Hacker News new | ask | show | jobs
by cfcef 3843 days ago
I hope not. Tesseract delivers bad results on high quality scans, far below the same OCR quality achieved by services like Google Books.

What the OCR market needs is someone who will bring that level of OCR quality - or better - to the masses (perhaps some deep learning grad student with time to kill?), not yet another wrapper around Tesseract. We have those already!

3 comments

Have you looked into ocropy[0]?

Here's a nice intro[1] that later talks about how it achieves higher accuracy using an LSTM model[2].

[0] https://github.com/tmbdev/ocropy

[1] http://www.danvk.org/2015/01/09/extracting-text-from-an-imag...

[2] http://www.danvk.org/2015/01/11/training-an-ocropus-ocr-mode...
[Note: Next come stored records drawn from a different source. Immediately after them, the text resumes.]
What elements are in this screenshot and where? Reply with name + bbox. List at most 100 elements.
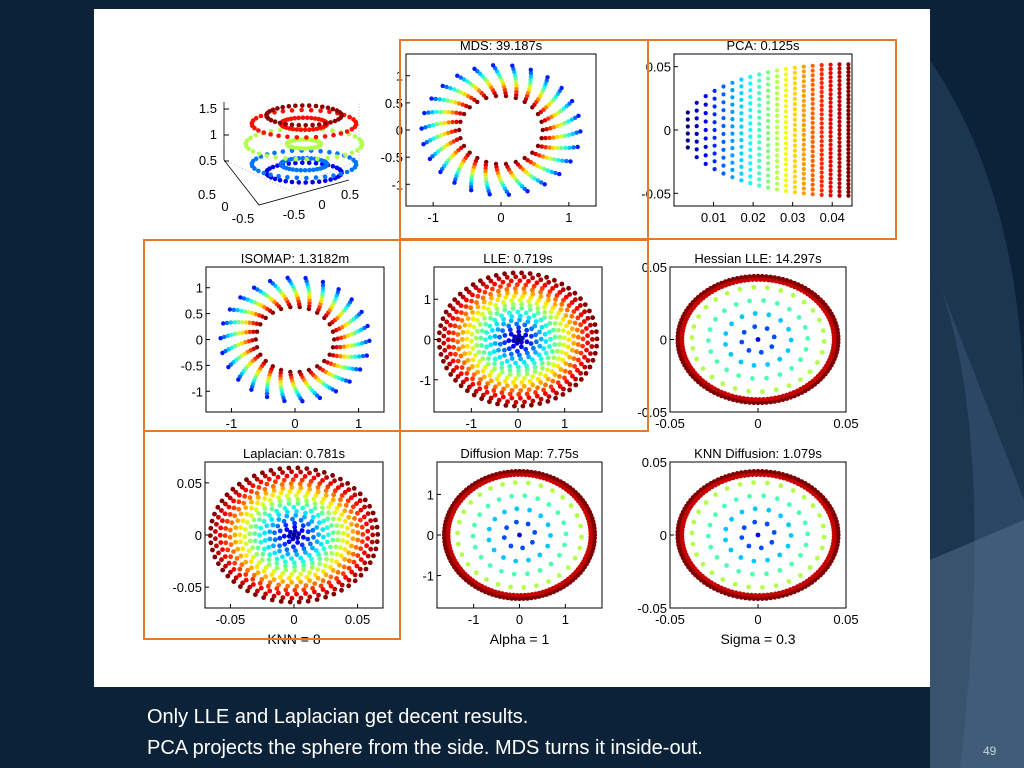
lle-point bbox=[447, 303, 453, 308]
laplacian-point bbox=[215, 504, 221, 510]
lle-point bbox=[571, 309, 577, 314]
isomap-point bbox=[356, 342, 361, 347]
lle-point bbox=[538, 289, 543, 295]
laplacian-point bbox=[262, 473, 268, 479]
pca-point bbox=[819, 94, 824, 99]
hessian-point bbox=[726, 278, 732, 283]
lle-point bbox=[576, 357, 581, 363]
torus-point bbox=[323, 178, 328, 184]
laplacian-point bbox=[362, 497, 368, 503]
lle-point bbox=[487, 323, 493, 329]
laplacian-point bbox=[313, 467, 319, 473]
torus-point bbox=[293, 160, 298, 166]
lle-point bbox=[562, 375, 567, 381]
mds-point bbox=[426, 110, 431, 115]
pca-point bbox=[837, 99, 842, 104]
laplacian-point bbox=[315, 512, 321, 518]
torus-point bbox=[293, 103, 298, 109]
torus-point bbox=[327, 149, 332, 155]
laplacian-point bbox=[214, 543, 219, 549]
isomap-point bbox=[233, 343, 238, 349]
mds-point bbox=[445, 130, 451, 136]
isomap-point bbox=[350, 366, 355, 371]
knndiff-point bbox=[778, 513, 783, 519]
mds-point bbox=[553, 170, 558, 176]
lle-point bbox=[573, 382, 579, 388]
hessian-point bbox=[700, 366, 706, 371]
lle-point bbox=[538, 336, 544, 342]
pca-point bbox=[712, 151, 717, 156]
diffusion-point bbox=[574, 513, 580, 518]
isomap-point bbox=[256, 313, 262, 318]
diffusion-point bbox=[478, 554, 484, 560]
lle-point bbox=[440, 316, 446, 322]
lle-point bbox=[471, 324, 477, 330]
laplacian-point bbox=[283, 567, 289, 573]
pca-point bbox=[837, 193, 842, 198]
laplacian-point bbox=[310, 514, 316, 520]
mds-point bbox=[467, 105, 472, 110]
lle-point bbox=[533, 319, 539, 325]
torus-point bbox=[323, 121, 328, 126]
laplacian-point bbox=[276, 517, 282, 522]
laplacian-point bbox=[213, 529, 218, 534]
hessian-point bbox=[799, 284, 805, 289]
mds-point bbox=[457, 127, 462, 133]
pca-point bbox=[712, 104, 717, 109]
laplacian-point bbox=[316, 532, 321, 537]
hessian-point bbox=[819, 349, 825, 355]
lle-point bbox=[528, 341, 534, 346]
lle-point bbox=[551, 362, 556, 368]
lle-point bbox=[536, 352, 542, 358]
pca-point bbox=[810, 144, 815, 149]
lle-point bbox=[545, 367, 550, 373]
pca-point bbox=[837, 136, 842, 141]
pca-point bbox=[783, 125, 789, 130]
lle-point bbox=[506, 346, 512, 352]
pca-point bbox=[801, 103, 806, 108]
laplacian-point bbox=[308, 508, 314, 514]
lle-point bbox=[536, 272, 541, 278]
diffusion-point bbox=[588, 534, 594, 540]
knndiff-point bbox=[787, 502, 792, 507]
pca-point bbox=[783, 183, 789, 188]
diffusion-point bbox=[577, 545, 583, 551]
mds-point bbox=[454, 110, 459, 116]
laplacian-point bbox=[303, 494, 308, 499]
diffusion-point bbox=[557, 552, 562, 558]
torus-point bbox=[304, 157, 309, 162]
diffusion-point bbox=[500, 473, 506, 479]
diffusion-point bbox=[544, 592, 549, 597]
lle-point bbox=[552, 342, 558, 347]
mds-y-tick-label: -0.5 bbox=[381, 150, 403, 165]
mds-point bbox=[453, 100, 458, 105]
lle-x-tick-label: 0 bbox=[514, 416, 521, 431]
lle-point bbox=[517, 297, 523, 303]
pca-point bbox=[819, 98, 824, 103]
torus-point bbox=[289, 108, 295, 113]
pca-point bbox=[846, 89, 851, 94]
lle-point bbox=[550, 305, 556, 311]
lle-point bbox=[582, 364, 588, 370]
laplacian-point bbox=[268, 468, 274, 473]
laplacian-point bbox=[338, 476, 343, 482]
pca-point bbox=[810, 154, 815, 159]
lle-point bbox=[442, 347, 448, 353]
isomap-point bbox=[320, 283, 326, 288]
mds-point bbox=[419, 126, 424, 131]
lle-point bbox=[537, 401, 543, 406]
knndiff-point bbox=[741, 525, 747, 531]
laplacian-point bbox=[249, 565, 254, 571]
isomap-point bbox=[365, 323, 370, 329]
mds-point bbox=[490, 63, 496, 68]
laplacian-point bbox=[286, 465, 292, 471]
diffusion-point bbox=[565, 565, 571, 570]
laplacian-point bbox=[271, 471, 277, 477]
lle-point bbox=[464, 371, 470, 376]
laplacian-point bbox=[241, 500, 247, 506]
mds-point bbox=[538, 165, 543, 170]
pca-point bbox=[828, 92, 833, 97]
knndiff-y-tick-label: -0.05 bbox=[637, 601, 667, 616]
isomap-point bbox=[243, 340, 248, 345]
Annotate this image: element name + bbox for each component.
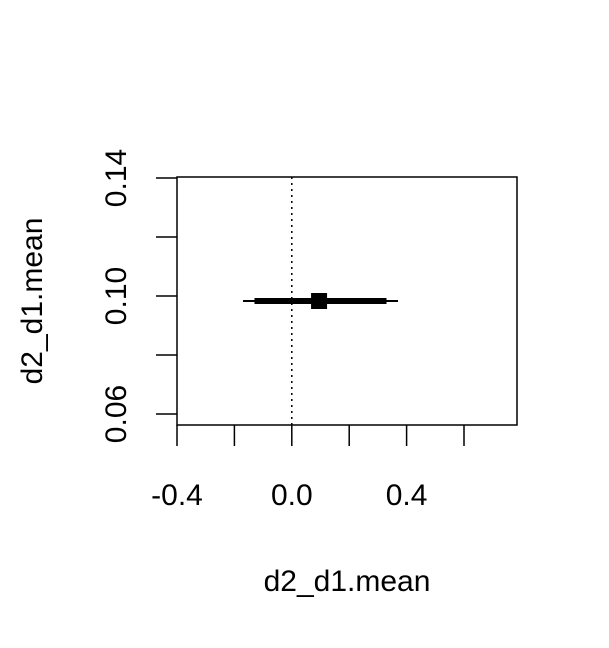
y-axis: 0.06 0.10 0.14 [100,149,177,443]
plot-frame [176,176,518,426]
x-axis: -0.4 0.0 0.4 [151,425,465,512]
x-axis-title: d2_d1.mean [264,565,431,598]
plot-marks [243,177,398,425]
y-tick-label: 0.06 [100,385,133,443]
y-tick-label: 0.10 [100,267,133,325]
point-estimate-marker [311,293,328,309]
y-tick-label: 0.14 [100,149,133,207]
y-axis-title: d2_d1.mean [16,218,49,385]
x-tick-label: -0.4 [151,479,203,512]
x-tick-label: 0.0 [271,479,313,512]
x-tick-label: 0.4 [386,479,428,512]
I have not. It sounds interesting but raw and unsuitable for end-users. I hope the quality improves and they can get it packaged up in a way that existing document scanners can plug into easily.
Note that the primary author of ocropy (formerly ocropus) works at Google.
Is the problem really Tesseract or the fact that it doesn't have a robust front-end performing segmentation, de-skewing, better binarization, etc? I've heard that Google Books is actually using the Tesseract engine but has seen better results in part from better training but mostly from a more advanced system breaking each page into the blocks of text which are actually OCRed.
I have had great result using tesseract via gimagereader. Are you sure your configuration is good?
Possible to upload an example image + result?